Nicolas, Wednesday, August 6, 2003 - 13:39

Phébus pour A-Info

Le cauchemar de Sherman Austin a commencé le 24 janvier 2002. Ce matin là, sa maison de Californie a été envahie par quelques 25 personnes armées jusqu’aux dents : un heureux mélange d’agents du FBI et des services secrets. Le jeune homme, il avait tout juste 18 ans à l’époque, a été interrogé pendant plusieurs heures à propos de ses idées politiques et de ‘Raise the fist!’, le site web à publication ouverte qu’il administre. Dans le flot d’informations et d’analyses libertaires que diffuse ‘Raise the fist!’, un petit article pratico-pratique avait attiré l’attention de l’État, à savoir un ‘manuel du manifestant’. Sherman Austin était loin de se douter que ce texte, posté sur le site par un anonyme, allait le jeter dans un cauchemar judiciaire et le mener éventuellement en prison.

Explosifs

« J’ai été interrogé pendant plusieurs heures, explique le webmeistre de ‘Raise the fist’, pendant qu’ils fouillait ma chambre et qu’ils saisissaient un réseau d’ordinateurs dont je me sert pour opérer mon site web raisethefist.com ». « Ils ont aussi saisi des pancartes et de la littérature politique, continue Sherman, leur excuse était un ‘guide du manifestant’ (dont je ne suis pas l’auteur) qui a été posté sur mon site et dont une petite portion contient des informations sur les explosifs ». Des explosifs!

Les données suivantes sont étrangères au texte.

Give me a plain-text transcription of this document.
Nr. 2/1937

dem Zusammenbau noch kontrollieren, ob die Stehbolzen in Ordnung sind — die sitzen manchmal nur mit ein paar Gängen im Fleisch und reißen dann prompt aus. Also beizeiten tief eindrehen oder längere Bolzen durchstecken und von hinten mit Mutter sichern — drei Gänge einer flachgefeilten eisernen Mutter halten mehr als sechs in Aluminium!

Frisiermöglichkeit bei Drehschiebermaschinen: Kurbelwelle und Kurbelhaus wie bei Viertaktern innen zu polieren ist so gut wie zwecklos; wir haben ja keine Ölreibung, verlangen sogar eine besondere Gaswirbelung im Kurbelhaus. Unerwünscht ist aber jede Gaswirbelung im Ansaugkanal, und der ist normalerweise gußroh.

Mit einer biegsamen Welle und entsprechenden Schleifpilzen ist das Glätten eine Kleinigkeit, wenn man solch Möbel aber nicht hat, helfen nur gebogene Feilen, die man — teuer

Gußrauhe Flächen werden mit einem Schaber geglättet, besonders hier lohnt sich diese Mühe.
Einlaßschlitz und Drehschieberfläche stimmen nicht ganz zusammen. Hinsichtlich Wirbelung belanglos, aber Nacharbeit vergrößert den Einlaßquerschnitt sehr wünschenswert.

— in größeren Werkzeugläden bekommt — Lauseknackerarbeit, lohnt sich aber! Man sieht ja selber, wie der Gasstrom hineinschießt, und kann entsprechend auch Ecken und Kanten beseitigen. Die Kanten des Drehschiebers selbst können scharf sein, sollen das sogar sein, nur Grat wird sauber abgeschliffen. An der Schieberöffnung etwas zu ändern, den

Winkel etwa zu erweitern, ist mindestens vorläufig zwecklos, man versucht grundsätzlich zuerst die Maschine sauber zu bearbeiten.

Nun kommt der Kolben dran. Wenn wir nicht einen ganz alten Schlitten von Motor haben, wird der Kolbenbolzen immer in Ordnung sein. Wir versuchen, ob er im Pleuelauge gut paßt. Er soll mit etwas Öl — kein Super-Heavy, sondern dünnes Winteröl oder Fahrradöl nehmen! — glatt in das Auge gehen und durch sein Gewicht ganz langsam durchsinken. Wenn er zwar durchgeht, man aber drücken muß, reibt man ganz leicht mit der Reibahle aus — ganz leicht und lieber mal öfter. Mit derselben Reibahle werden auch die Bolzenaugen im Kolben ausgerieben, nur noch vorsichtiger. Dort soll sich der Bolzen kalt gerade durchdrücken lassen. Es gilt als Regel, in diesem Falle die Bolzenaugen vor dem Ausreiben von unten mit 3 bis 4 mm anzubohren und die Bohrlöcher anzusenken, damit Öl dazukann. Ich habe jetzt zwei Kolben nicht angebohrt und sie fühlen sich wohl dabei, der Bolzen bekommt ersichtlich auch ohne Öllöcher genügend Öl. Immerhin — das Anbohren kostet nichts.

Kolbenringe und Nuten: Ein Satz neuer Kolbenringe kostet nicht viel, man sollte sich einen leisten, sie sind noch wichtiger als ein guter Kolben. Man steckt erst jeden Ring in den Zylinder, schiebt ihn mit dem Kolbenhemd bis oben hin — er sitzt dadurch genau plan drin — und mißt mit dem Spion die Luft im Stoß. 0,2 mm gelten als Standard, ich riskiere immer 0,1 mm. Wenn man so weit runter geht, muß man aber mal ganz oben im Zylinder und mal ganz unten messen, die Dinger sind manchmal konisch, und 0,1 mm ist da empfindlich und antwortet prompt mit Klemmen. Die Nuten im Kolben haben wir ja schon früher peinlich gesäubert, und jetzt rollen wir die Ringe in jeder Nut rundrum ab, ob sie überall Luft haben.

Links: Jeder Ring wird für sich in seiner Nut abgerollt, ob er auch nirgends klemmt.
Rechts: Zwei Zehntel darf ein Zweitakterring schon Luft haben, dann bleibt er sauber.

Le mot est lâché, le jeune anarchiste donnait de l’information sur comment faire des bombes, c’est tout ce dont ont besoin les flics et les médias. Il a été difficile de savoir de quoi il s’agit exactement, mais certains médias ont parlé de cocktails molotovs, de bombes fumantes et de ‘pipes-bombs’. Rien de bien dramatique ni de très ‘secret’. « ‘L’information sur les explosifs’ sur mon site, explique Sherman, ne se compare pas à ce qu’on peut trouver sur des sites web tels que howthingswork.com, Loompanics.com, Bombshock.com, Totse.com, Amazon.com, ou les nombreux sites néo-nazis qui couvrent à peu près tout, des assassinats aux explosifs, en passant par la fraude et les armes à feu. Il est évident qu’un internaute intéressé à faire une bombe ou à prendre part à des activités extra-légale n’aurait pas besoin de Raisethefist.com ». D’ailleurs, l’information n’est pas à priori illégale et Sherman a, dans un premier temps, été relâché sans accusations. L’agent spécial en charge des opérations ce jour là, John I. Pi, a simplement dit à Sherman qu’il avait « dépassé les bornes et qu’en autant qu’il revenait sur le droit chemin, tout serait correct ».

Acharnement juridique

Le problème c’est Sherman n’est pas « revenu sur le droit chemin ». « Une semaine plus tard, explique le militant, malgré ce qui était arrivé j’ai décidé d’aller quand même à New York pour participer aux manifestations contre le World Economic Forum. » Sur place Sherman est pris dans une rafle avec 26 autres personnes, avant même le début de la manif. Les interrogatoires reprennent et il est relâché de nouveau. Sauf qu’à la sortie du palais de justice, cinq agents du FBI le ramassent et l’informe qu’il est en état d’arrestation parce qu’il a « diffusé de l’information sur des explosifs via Internet ». Il est alors détenu dans une prison à sécurité maximum. Lors de son enquête sous cautions, le FBI le décris comme « un homme en mission » qui a parcouru tous le continent pour réaliser son « complot ». Le juge le déclare « dangereux pour la communauté » et lui refuse la caution, préférant le faire extrader en Californie où il devra faire face à ses accusations. 11 jours plus tard, il est amené sur une base militaire pour son extradition en compagnie d’autres « détenus dangereux ». Rendu à Oakland, il apprend que le procureur ne portera pas d’accusation et il est de nouveau libéré, après 13 jours de détention.

De retour à Los Angeles, Sherman Austin se replonge dans le militantisme, relance ‘Raise the fist’ et le réseau national de groupes d’action directe qui en est sorti. Après six mois, les procureurs contactent son avocat et lui disent qu’ils n’ont rien contre son client mais qu’ils ne veulent pas le laisser partir comme si de rien était. Ils proposent une entente pré-sentencielle d’un mois de prison et de cinq mois de « redressement communautaire » (!?). Évidemment, Sherman refuse et préfère risquer un procès. Sauf qu’entre temps on apprend que l’affaire pourrait tomber sous le coup des lois anti-terroristes et être passible de 20 ans. Il accepte alors d’enregistrer un plaidoyer de culpabilité pour s’en tirer. L’entente entre son avocat et les procureurs prévoient 4 mois de prison, 4 mois de travaux communautaires et 3 ans de probation. Sauf que...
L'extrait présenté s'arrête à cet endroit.